By Peter Switzer 

Young Australians are getting into stocks at a faster rate than most of us would expect and, what’s even more surprising, these fast-living, hi-tech, uber cool customers have a pretty conservative attitude to investing!

Could it be that the era they have been brought up with — a very money-educating media one — has rubbed off on a lot of them?

Of course, we’re always noting the differences between generations and it leads to finger pointing and complaints about who has over-enjoyed the spoils of life. Right now, Gen X’ers and even Gen Y’s show some annoyance at baby boomers for their longevity, their going long in investment properties and their luck with low property prices some decades ago.

However, maybe younger generations have turned a threat into a moneymaking opportunity! Experts on shares have often argued that shares are actually better investments than property. Maybe the younger generations might have by default, by their exclusion from buying an expensive home, luckily fallen into an alternative and possibly a better investment option.

Before making my pitch for this outlandish proposition, let me show you the key findings of the Australian Investor Study 2017, which was based on a survey of 4,000 Australians. Here they are:

  • 60% of adult Australians (11.2 million people) hold investments outside their institutional super fund, such as cash, property and on-exchange investments.
  • 37% of adult Australians (6.9 million people) hold investments available through an exchange such as the ASX – up slightly on the 36% from the last survey in 2014.
  • Ownership is higher among men (44%) than women (31%), and greater in metropolitan (40%) than regional areas (32%).
  • Over the last five years, the proportion of 18-24 year-olds investing has doubled from 10% to 20%, and the proportion of 25-34 year-olds has increased from 24% to 39%
  • 15% of adult Australians claim to have an SMSF and 30% of those who don’t are planning to set one up.
  • 81% of investors under 35 seek guaranteed or stable investment returns, while 41% of investors over 55 are comfortable with some variability in their returns.
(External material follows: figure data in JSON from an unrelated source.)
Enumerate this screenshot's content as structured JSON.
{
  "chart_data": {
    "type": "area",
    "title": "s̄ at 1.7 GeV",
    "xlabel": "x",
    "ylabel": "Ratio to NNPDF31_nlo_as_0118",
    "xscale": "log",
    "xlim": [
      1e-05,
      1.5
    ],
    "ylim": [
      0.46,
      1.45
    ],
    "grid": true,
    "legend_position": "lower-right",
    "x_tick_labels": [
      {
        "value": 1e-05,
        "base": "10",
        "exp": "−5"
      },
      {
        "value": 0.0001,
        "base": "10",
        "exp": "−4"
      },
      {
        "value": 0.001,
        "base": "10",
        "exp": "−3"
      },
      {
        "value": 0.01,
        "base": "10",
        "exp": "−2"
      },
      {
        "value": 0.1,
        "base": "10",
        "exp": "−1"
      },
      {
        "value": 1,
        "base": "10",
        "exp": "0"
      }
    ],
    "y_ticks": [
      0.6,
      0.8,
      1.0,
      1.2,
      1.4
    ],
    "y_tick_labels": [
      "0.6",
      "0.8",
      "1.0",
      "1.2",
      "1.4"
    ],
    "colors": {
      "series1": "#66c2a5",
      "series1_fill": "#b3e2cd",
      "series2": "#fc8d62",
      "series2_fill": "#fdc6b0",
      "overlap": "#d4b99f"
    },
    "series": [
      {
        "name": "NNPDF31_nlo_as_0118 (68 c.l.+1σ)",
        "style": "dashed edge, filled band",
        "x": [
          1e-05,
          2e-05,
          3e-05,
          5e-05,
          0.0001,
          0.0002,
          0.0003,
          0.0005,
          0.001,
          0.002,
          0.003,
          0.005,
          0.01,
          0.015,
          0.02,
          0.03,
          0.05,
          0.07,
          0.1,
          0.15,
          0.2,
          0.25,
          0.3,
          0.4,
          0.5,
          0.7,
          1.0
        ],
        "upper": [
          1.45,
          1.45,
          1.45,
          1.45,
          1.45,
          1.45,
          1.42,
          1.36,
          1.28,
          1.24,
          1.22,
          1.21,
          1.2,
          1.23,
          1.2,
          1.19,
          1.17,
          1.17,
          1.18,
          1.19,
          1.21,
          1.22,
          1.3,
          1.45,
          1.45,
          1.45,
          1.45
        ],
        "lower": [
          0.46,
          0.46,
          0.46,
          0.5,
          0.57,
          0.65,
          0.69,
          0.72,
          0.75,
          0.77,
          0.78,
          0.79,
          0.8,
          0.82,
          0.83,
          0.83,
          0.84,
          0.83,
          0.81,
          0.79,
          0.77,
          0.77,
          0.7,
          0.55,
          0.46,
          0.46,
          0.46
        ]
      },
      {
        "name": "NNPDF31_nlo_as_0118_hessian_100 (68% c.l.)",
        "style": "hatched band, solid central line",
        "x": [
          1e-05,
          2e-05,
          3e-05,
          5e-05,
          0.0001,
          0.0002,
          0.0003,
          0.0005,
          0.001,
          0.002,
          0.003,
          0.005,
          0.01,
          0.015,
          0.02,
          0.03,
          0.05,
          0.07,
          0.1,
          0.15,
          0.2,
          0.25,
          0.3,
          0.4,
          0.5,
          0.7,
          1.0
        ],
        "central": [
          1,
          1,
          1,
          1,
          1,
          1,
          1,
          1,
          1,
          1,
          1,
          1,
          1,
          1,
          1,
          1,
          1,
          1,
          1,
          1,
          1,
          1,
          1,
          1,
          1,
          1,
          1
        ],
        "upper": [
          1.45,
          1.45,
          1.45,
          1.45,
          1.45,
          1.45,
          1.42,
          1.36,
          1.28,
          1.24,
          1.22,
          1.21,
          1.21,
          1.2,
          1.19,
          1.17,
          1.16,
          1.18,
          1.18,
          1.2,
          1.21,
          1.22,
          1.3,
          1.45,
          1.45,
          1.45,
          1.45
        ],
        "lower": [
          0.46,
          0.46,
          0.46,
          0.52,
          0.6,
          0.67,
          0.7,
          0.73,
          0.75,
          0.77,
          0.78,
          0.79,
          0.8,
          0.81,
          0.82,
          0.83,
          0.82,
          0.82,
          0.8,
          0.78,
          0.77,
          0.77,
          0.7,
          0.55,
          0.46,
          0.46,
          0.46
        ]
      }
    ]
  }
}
60% of all investors use some form of professional advice (financial planner, full-service broker, accountant and/or lawyer) to help them make investment decisions, and 45% use some form of financial advice (no accountant or lawyer involved).

Right now, we’re seeing a lot of young Australians remaining at home because they can’t easily buy their own place. Those on good incomes without deposits for a property may be using the share market to build up a decent balance to eventually get into real estate.

Deloitte’s John O’Mahony told me that this makes perfect sense, especially with term deposits offering such low interest rates since the GFC.

That said, the stock market didn’t attract  young Australians 30 years ago and it wasn’t simply because property was relatively cheaper — shares weren’t on their radar screens.

This generation has known the likes of Ross Greenwood, David Koch, Paul Clitheroe and yours truly for most of their lives. Newspapers are full of money lessons. Sky has created a dedicated business and money channel and I even do an On The Money radio show for Talking Lifestyle four afternoons a week.

In the late 1980s, I debuted on Triple M as their moneyman and at FOX FM and 2DAY FM Ross Greenwood was my opposite number. As Charlie Fox, the Triple M program director once said to me: “It’s pretty wild for a place like this to have someone like you working here!”

The world was changing and the cool and groovy parents, who listened to Triple M, had kids who had money stuff thrown at them over breakfast and in the car on the way to school.

Believe it or not, programs such as Money on the Nine Network was a big-rating show and the end-result is a more money savvy group of young Australians.

I’m sure lots of share-investing young Aussies would love to get into property but, as they can’t, they might have realised that there are safe reliable shares, whose values go up over time. They might get shocked when a crash comes along but they might come to know that quality shares, like quality property, pay consistent dividends (just like rent), and their value goes up over time.

This chart of the CBA share price makes the point.  

Source: ASX

Someone who bought at $55 some 10 years ago has had some annoying moments but is still in the money now and has enjoyed nice dividends all that time. At the same time, a property price in Paddington could have dived a lot if it was bought at the height of the market before the GFC.

And, if someone put a million dollars into a good property in January 2009 and another person put a million into the CBA, both could be looking at 200% gains, provided that the property has the same quality as CBA has as a share.

Sure, you can’t live in a CBA share! However, as long as you can live at home with Mum and Dad, quality shares make a lot of sense. Meanwhile, if you’re lucky enough to be in your principal property, quality shares hold their own against investment properties. And best of all, they don’t come with a troublesome tenant!

Young people investing in quality shares, not chasing the speculative punting type stocks, shows a lot of money maturity. I’m proud to have been a part of this, if media money education has played a role, which I’m sure it has.